6. If it fails, do we know whether the problem was judgment, data, policy, or authorization?
   If not, your review loop is too weak.

The management mistake is thinking this is mostly a prompt-quality issue. It is usually a delegation-design issue.

Why this matters for builders

If you are building AI products, there is a practical trap here.

The market rewards products that look highly autonomous. But production trust usually grows in stages.

That means the builder discipline is not:

• maximize agent freedom

It is:

• design authority gradients

In other words:

• let the system see more before it can do more
• let it recommend before it can execute
• let it prepare before it can commit
• let it escalate before it can override
• let permissions get narrower as consequences get higher

That is less magical in a launch demo. It is much more useful in a real organization.

If I were designing serious agent systems right now, I would obsess over:

• approval boundaries
• reversible actions
• staged execution
• policy-aware tool access
• exception routing
• auditability of who delegated what to the system

Not because those things are glamorous. Because they are where trust is actually built.
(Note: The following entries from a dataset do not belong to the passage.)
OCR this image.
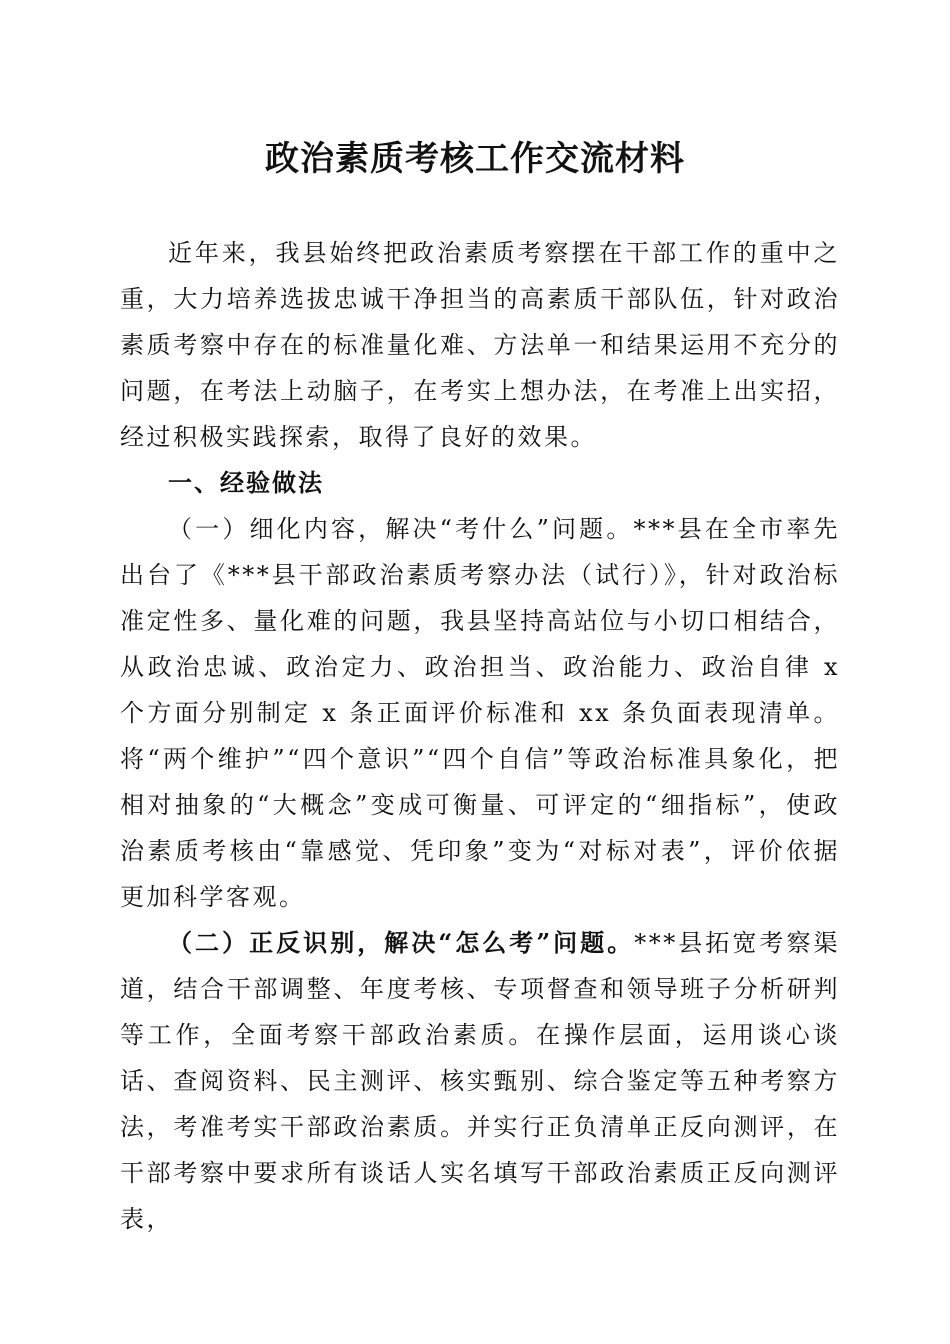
政治素质考核工作交流材料

近年来，我县始终把政治素质考察摆在干部工作的重中之重，大力培养选拔忠诚干净担当的高素质干部队伍，针对政治素质考察中存在的标准量化难、方法单一和结果运用不充分的问题，在考法上动脑子，在考实上想办法，在考准上出实招，经过积极实践探索，取得了良好的效果。

一、经验做法

（一）细化内容，解决“考什么”问题。***县在全市率先出台了《***县干部政治素质考察办法（试行）》，针对政治标准定性多、量化难的问题，我县坚持高站位与小切口相结合，从政治忠诚、政治定力、政治担当、政治能力、政治自律 x 个方面分别制定 x 条正面评价标准和 xx 条负面表现清单。将“两个维护”“四个意识”“四个自信”等政治标准具象化，把相对抽象的“大概念”变成可衡量、可评定的“细指标”，使政治素质考核由“靠感觉、凭印象”变为“对标对表”，评价依据更加科学客观。

（二）正反识别，解决“怎么考”问题。***县拓宽考察渠道，结合干部调整、年度考核、专项督查和领导班子分析研判等工作，全面考察干部政治素质。在操作层面，运用谈心谈话、查阅资料、民主测评、核实甄别、综合鉴定等五种考察方法，考准考实干部政治素质。并实行正负清单正反向测评，在干部考察中要求所有谈话人实名填写干部政治素质正反向测评表，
A simple test for any AI workflow

Here is the short test I would use.

For each meaningful action, ask:

• Can the system see this?
• Can it suggest something about this?
• Can it prepare something about this?
• Can it execute something about this?
• Who can authorize the jump from one level to the next?
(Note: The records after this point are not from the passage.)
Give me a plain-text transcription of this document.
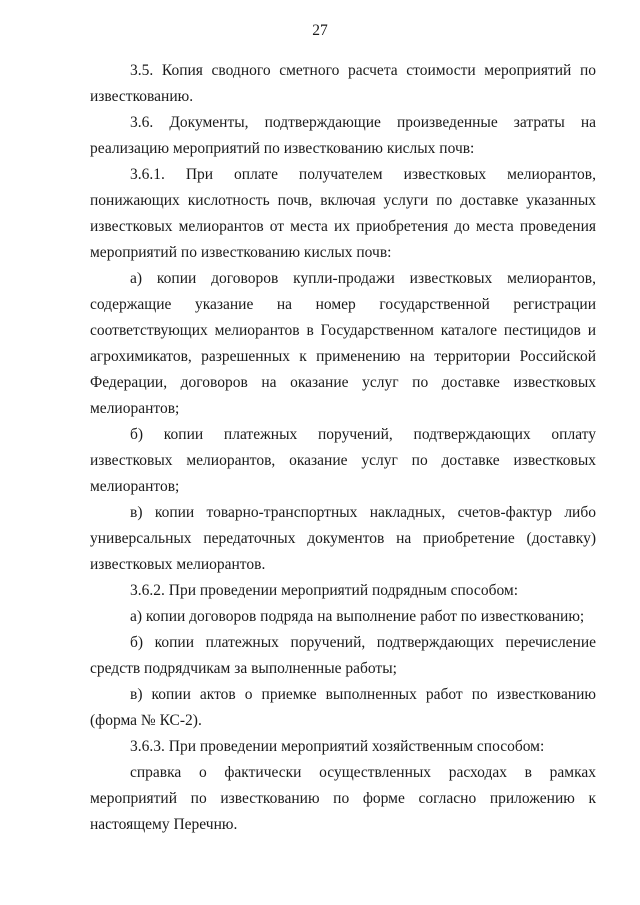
27

3.5. Копия сводного сметного расчета стоимости мероприятий по известкованию.

3.6. Документы, подтверждающие произведенные затраты на реализацию мероприятий по известкованию кислых почв:

3.6.1. При оплате получателем известковых мелиорантов, понижающих кислотность почв, включая услуги по доставке указанных известковых мелиорантов от места их приобретения до места проведения мероприятий по известкованию кислых почв:

а) копии договоров купли-продажи известковых мелиорантов, содержащие указание на номер государственной регистрации соответствующих мелиорантов в Государственном каталоге пестицидов и агрохимикатов, разрешенных к применению на территории Российской Федерации, договоров на оказание услуг по доставке известковых мелиорантов;

б) копии платежных поручений, подтверждающих оплату известковых мелиорантов, оказание услуг по доставке известковых мелиорантов;

в) копии товарно-транспортных накладных, счетов-фактур либо универсальных передаточных документов на приобретение (доставку) известковых мелиорантов.

3.6.2. При проведении мероприятий подрядным способом:

а) копии договоров подряда на выполнение работ по известкованию;

б) копии платежных поручений, подтверждающих перечисление средств подрядчикам за выполненные работы;

в) копии актов о приемке выполненных работ по известкованию (форма № КС-2).

3.6.3. При проведении мероприятий хозяйственным способом:

справка о фактически осуществленных расходах в рамках мероприятий по известкованию по форме согласно приложению к настоящему Перечню.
If those answers are unclear, the workflow is not really designed yet. It is just hopeful.

Working thesis

My current view is this:

The next important design layer in AI systems is not just intelligence, and not just “human in the loop.” It is authority design.

That means deciding:

• what the system may observe
• what it may recommend
• what it may stage
• what it may execute
• and where humans actually retain control in a way that matters

People who keep focusing only on capability will miss where a lot of the real product and management work is moving.

Because once AI systems start acting inside real workflows, the decisive question is no longer:

Can it do the job?

It is:

Should it be allowed to do this part of the job yet?

That is a better question. And increasingly, it is the one that will matter most.